Thursday, October 23, 2014

Regulators Act to Loosen Tight Credit Spigot, Boost Home Sales

After years of lobbying by your Home Builders Association, the Association of Realtors, and the Mortgage Bankers Association, federal regulators have finally agreed to make changes to financial institution regulations that will boost the availability of mortgage credit for home buyers.

U.S. financial regulators this week announced separate actions that should boost the housing market and home sales by enabling more creditworthy borrowers to access home loans.

Six federal regulators finalized new rules under the Dodd-Frank Act which define the standards of a qualified residential mortgage. The final rule exempts securitizers from retaining five percent of the credit risk on qualifying home loans packaged and sold as securities. "That five percent retention, as it is known, was a key to financial institutions using much tighter underwriting standards on federally-secured loans than the standards required by the regulators themselves," Michael Dey, Executive Vice President of the Home Builders Association of Greenville, said.

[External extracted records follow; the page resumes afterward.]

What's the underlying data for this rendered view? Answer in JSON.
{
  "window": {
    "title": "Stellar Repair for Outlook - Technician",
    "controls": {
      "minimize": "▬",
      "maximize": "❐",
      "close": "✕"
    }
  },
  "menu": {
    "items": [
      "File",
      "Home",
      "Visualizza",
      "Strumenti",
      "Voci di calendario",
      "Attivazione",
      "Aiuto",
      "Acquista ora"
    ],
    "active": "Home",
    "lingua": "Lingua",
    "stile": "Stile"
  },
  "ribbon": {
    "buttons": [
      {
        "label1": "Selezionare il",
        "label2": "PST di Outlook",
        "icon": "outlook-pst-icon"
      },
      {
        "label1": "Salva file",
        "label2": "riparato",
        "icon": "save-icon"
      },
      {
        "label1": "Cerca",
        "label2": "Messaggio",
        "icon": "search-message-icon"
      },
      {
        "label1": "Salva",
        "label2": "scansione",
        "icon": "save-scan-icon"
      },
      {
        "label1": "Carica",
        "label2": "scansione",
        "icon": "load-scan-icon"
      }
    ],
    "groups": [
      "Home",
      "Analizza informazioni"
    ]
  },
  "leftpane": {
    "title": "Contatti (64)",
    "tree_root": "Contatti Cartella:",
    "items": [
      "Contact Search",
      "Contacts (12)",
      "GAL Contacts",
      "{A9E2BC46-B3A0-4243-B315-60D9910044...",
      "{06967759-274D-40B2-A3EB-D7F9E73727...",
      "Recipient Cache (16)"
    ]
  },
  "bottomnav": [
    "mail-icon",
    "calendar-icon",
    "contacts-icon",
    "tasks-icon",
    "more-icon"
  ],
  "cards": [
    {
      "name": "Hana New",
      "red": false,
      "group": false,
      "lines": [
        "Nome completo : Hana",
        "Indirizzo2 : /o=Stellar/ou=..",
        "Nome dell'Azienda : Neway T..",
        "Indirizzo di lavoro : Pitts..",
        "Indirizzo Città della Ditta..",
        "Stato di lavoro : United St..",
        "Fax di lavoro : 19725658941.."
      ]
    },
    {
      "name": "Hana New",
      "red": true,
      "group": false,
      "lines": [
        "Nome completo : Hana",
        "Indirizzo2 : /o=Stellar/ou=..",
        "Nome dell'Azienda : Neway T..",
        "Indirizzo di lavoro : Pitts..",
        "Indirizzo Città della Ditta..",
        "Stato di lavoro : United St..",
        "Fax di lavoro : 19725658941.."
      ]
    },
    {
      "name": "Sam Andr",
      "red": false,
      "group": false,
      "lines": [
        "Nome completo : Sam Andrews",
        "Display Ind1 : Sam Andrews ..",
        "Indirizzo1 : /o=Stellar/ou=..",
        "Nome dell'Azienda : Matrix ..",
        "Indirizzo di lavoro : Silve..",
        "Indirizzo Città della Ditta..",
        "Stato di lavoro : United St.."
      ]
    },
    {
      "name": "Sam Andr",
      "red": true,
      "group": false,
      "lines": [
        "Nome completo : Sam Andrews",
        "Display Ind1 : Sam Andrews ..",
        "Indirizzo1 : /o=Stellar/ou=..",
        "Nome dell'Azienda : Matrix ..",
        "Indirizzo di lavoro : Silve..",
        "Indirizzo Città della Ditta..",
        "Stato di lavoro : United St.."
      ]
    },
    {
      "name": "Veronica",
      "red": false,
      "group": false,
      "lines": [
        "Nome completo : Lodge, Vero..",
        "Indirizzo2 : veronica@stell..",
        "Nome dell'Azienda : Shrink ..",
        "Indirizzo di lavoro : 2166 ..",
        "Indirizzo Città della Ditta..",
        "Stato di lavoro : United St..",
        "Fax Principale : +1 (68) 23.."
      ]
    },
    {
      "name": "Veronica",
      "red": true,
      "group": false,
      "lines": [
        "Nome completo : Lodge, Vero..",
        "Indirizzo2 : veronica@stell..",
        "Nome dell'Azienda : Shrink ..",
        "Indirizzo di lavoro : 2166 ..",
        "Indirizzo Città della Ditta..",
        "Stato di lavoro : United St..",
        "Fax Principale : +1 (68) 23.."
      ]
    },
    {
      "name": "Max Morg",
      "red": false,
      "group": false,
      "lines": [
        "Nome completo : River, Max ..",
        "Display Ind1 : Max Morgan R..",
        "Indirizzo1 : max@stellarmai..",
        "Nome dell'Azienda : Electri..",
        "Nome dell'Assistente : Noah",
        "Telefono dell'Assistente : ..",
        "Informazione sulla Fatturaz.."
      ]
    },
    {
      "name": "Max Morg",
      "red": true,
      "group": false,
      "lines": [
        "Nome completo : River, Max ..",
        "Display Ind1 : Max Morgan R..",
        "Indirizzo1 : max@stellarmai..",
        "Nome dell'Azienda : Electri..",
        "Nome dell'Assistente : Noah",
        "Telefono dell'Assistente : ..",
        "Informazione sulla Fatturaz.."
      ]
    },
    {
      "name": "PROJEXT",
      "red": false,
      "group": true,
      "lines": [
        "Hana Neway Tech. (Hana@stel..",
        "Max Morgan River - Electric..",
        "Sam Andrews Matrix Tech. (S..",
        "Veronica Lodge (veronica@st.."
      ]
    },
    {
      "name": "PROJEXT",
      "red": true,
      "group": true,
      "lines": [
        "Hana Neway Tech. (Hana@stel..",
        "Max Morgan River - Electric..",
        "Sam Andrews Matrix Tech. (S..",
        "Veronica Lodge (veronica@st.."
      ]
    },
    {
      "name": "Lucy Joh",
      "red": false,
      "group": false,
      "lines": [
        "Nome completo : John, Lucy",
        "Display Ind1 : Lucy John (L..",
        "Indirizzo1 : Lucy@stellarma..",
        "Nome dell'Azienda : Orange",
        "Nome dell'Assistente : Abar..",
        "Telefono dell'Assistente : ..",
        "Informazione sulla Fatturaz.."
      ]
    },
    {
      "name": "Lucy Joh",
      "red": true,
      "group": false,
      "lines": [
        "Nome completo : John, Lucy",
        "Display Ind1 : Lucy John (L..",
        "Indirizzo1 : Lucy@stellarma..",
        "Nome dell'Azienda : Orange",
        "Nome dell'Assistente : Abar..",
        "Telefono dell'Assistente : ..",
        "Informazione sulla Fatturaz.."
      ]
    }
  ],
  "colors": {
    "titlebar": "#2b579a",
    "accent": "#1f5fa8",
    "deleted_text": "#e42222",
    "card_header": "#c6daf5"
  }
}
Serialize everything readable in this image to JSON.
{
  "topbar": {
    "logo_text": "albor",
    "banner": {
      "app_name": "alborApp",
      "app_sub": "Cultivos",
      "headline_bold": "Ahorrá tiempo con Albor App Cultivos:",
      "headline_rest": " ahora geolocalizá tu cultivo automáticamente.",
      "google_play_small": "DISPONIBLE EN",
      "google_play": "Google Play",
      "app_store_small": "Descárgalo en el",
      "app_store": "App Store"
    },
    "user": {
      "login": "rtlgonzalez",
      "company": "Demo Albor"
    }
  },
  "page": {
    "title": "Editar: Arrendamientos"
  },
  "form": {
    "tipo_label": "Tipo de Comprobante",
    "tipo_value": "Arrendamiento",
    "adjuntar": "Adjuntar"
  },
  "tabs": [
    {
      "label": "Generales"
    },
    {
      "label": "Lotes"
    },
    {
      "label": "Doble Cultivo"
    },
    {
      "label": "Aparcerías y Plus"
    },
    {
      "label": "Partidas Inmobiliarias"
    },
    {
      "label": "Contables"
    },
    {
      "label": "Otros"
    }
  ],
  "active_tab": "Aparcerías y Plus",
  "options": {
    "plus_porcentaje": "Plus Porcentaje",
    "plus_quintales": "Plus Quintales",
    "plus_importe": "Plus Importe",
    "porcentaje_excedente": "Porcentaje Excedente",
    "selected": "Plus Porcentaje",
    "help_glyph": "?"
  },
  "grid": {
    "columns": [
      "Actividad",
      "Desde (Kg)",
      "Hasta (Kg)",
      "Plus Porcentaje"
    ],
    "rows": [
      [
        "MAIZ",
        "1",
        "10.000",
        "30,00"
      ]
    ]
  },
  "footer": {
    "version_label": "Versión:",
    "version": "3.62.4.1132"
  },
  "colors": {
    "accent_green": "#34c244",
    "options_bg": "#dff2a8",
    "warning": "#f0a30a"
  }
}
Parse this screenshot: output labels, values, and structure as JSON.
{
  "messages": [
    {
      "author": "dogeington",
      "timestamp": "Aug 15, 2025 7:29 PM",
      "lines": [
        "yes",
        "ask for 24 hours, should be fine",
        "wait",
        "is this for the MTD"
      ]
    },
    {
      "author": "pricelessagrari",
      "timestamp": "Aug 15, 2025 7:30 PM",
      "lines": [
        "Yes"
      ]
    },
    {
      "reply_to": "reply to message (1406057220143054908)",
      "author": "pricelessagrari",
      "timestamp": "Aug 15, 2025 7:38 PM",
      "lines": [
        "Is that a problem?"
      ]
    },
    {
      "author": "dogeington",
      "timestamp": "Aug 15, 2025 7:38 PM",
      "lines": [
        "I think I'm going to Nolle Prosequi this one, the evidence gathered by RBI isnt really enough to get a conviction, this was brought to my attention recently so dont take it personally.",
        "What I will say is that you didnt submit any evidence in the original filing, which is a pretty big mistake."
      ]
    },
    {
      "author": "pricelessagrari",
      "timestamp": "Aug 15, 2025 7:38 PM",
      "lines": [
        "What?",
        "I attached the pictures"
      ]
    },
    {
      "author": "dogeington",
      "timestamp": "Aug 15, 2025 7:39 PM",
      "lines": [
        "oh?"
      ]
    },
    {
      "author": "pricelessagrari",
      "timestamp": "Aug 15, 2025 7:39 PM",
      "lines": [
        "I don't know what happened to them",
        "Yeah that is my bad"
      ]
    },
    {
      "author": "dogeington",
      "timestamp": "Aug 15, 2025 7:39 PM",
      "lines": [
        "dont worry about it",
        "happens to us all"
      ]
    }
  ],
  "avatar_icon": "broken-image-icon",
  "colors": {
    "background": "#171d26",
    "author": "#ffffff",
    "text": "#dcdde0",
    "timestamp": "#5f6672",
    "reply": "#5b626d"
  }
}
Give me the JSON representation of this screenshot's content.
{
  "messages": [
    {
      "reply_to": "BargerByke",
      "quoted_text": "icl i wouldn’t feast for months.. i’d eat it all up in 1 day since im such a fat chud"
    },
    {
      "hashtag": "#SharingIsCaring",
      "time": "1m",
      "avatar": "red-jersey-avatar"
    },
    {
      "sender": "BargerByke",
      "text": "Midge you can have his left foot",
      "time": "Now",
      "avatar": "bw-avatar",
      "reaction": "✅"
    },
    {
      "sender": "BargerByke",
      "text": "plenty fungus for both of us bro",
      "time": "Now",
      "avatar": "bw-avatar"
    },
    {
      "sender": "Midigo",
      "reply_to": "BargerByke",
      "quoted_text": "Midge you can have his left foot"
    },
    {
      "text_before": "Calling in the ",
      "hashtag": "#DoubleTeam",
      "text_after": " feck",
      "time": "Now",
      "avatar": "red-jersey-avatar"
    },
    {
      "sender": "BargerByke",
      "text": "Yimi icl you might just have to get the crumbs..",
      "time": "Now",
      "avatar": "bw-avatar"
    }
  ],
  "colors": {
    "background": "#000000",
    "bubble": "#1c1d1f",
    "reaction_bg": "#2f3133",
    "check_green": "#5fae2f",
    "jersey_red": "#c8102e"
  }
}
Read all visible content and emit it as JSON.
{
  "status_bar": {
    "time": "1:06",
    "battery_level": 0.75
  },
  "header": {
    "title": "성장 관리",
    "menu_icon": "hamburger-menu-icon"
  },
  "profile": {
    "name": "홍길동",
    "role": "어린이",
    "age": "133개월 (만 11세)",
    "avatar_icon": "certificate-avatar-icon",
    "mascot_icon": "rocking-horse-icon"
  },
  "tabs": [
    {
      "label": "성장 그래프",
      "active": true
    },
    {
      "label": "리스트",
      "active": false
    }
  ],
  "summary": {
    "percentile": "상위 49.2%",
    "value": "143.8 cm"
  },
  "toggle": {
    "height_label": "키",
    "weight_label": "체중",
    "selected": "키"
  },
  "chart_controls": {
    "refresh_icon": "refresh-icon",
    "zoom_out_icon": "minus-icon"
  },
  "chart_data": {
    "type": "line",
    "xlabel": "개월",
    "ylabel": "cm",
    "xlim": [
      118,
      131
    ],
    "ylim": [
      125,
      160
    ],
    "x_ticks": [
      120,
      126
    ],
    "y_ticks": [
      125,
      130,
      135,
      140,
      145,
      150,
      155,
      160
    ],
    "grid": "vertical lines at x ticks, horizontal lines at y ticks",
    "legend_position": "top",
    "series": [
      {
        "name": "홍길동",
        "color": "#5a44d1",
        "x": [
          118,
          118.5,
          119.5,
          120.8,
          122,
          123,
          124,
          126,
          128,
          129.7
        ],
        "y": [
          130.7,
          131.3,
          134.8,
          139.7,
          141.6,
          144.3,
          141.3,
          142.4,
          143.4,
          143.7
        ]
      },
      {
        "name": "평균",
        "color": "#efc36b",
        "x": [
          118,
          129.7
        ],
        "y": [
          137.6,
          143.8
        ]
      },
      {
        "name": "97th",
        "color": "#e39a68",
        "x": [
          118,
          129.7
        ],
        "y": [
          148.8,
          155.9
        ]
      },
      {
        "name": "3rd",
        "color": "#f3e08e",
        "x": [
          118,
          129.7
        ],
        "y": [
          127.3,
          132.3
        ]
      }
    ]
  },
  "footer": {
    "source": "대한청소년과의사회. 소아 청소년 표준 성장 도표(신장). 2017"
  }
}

By aligning the definitions of a qualified residential mortgage (QRM) and the qualified mortgage (QM), the standard lenders must follow to demonstrate they have determined a borrower’s ability to repay a mortgage loan, financial regulators have acted to alleviate confusion in the marketplace.

Since 2011, your Home Builders Association has worked independently and with a coalition of housing advocates to urge regulators to establish a QRM rule that removes downpayment requirements and other onerous underwriting criteria to keep homeownership affordable for working American families.

In an official statement, Kevin Kelly, chairman of the National Association of Home Builders, applauded regulators for taking these actions.

“The new QRM rule will encourage sound lending behaviors that support a housing recovery, attract private capital in the mortgage market, help ease tight credit conditions for borrowers, and reduce future defaults without punishing responsible borrowers and lenders,” Kelly said.

Click here to read the released from the Federal Housing Finance Agency, which regulates Fannie Mae and Freddie Mac.

Click here for an interesting article in USA Today about how unreasonably tight credit standards resulted in former Federal Reserve Chairman Ben Bernanke being turned down for a mortgage. 

FHFA Director Announces Plans to Boost Credit
In another important development this week, Federal Housing Finance Agency Director Mel Watt said that FHFA will announce new details in coming weeks that will specify when financial institutions must repurchase loans from Fannie Mae and Freddie Mac that were issued based on false or inaccurate information.

“I hope our actions provide sufficient certainty to enable your companies to reassess existing credit overlays and more aggressively make responsible loans available to creditworthy borrowers,” Watt said in an October 20 speech at the annual Mortgage Bankers Association conference in Las Vegas.

To further unlock tight credit, Watt also announced plans for Fannie Mae and Freddie Mac to lower their down payment requirements from five percent to as low as three percent.